Y dijeron también que mandó cortar el pulgar a un notario porque había escrito Fredericus en lugar de escribir Fridericus, y otras, muchas, crueldades. Pero apenas podíamos entender esas noticias, porque el clamor de los niños resonaba adentro de nuestras cabezas y hacía galopar nuestros corazones, y ni en la capilla, frente a la Madre de Dios que miraba a su Hijo en la tabla policromada, podíamos tener paz.
Nuestro silencio terminó por matarlos. El primer niño murió una noche, antes del amanecer. Lloraba ya muy quedo y, aunque la nodriza le ponía el pecho en la boca, no tenía fuerzas para chupar. Al ver que el pequeño estaba muerto, la mujer cayó al suelo con los ojos abiertos y fijos. Tuvieron que mojarle la cara con vinagre y acercar un tizón encendido a su mano para que volviera en sí. Se le secó la leche; la mandaron a su pueblo con una bolsa llena de monedas de oro.
Yo fui de las últimas en regresar, porque el niñito que me había sido asignado era fuerte y valiente, aunque de nada sirvió que su corazón fuera tan fiero como el de los halcones del emperador. Como a los otros, el llanto le quitó la fuerza, y dejó de comer. También se me secó la leche y casi perdí la razón. Los médicos de la corte me cuidaron durante las semanas de delirio que siguieron a su muerte, cuando creía oír a los niños que, entre vagidos y sollozos, me llamaban por mi nombre.
De regreso en mi aldea, pasaron dos años antes de que pudiera reír de nuevo. Nunca quise hablar con nadie de lo que había pasado en la corte. Tuve otro hijo, pero no leche para darle y lo crió mi hermana menor. Las monedas que me dio Fray Inocencio las entregué a mi marido y él las regaló a los pobres.

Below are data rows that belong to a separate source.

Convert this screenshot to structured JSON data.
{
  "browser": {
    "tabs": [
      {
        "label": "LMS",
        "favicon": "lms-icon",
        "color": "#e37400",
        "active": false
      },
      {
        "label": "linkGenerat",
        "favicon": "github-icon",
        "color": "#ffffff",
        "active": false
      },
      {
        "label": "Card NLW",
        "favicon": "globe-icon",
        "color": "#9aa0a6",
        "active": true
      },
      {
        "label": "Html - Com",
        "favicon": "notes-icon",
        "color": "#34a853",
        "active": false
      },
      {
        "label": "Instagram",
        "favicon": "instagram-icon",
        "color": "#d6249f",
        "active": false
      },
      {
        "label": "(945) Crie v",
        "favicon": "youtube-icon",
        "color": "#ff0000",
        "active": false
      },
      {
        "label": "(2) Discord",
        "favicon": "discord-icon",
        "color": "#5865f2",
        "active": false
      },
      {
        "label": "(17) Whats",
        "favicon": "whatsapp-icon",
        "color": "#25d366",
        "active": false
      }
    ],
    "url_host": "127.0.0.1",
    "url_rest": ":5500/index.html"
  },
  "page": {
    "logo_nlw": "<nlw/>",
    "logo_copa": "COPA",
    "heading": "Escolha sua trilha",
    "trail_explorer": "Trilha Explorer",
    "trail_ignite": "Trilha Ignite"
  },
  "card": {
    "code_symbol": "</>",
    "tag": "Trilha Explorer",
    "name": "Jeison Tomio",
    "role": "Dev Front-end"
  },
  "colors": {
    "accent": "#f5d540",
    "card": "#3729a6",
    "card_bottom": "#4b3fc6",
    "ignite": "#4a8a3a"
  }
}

Creo saber cuál es el idioma que el emperador Federico -¡ojalá esté ardiendo en el Infierno!- quería conocer. Cualquier palabra, en cualquier lengua, dicha amorosamente, desciende de ese idioma. Tal vez el amor con el que Dios le habló a Adán antes de la expulsión del Edén sea el verdadero idioma del Paraíso, y sus ecos resuenan débilmente en las torpes palabras de amor que proferimos con nuestras bocas imperfectas.
El emperador Federico nunca lo habló ni lo escuchó, pues él jamás amó a nadie y fue traicionado por los que decían amarlo.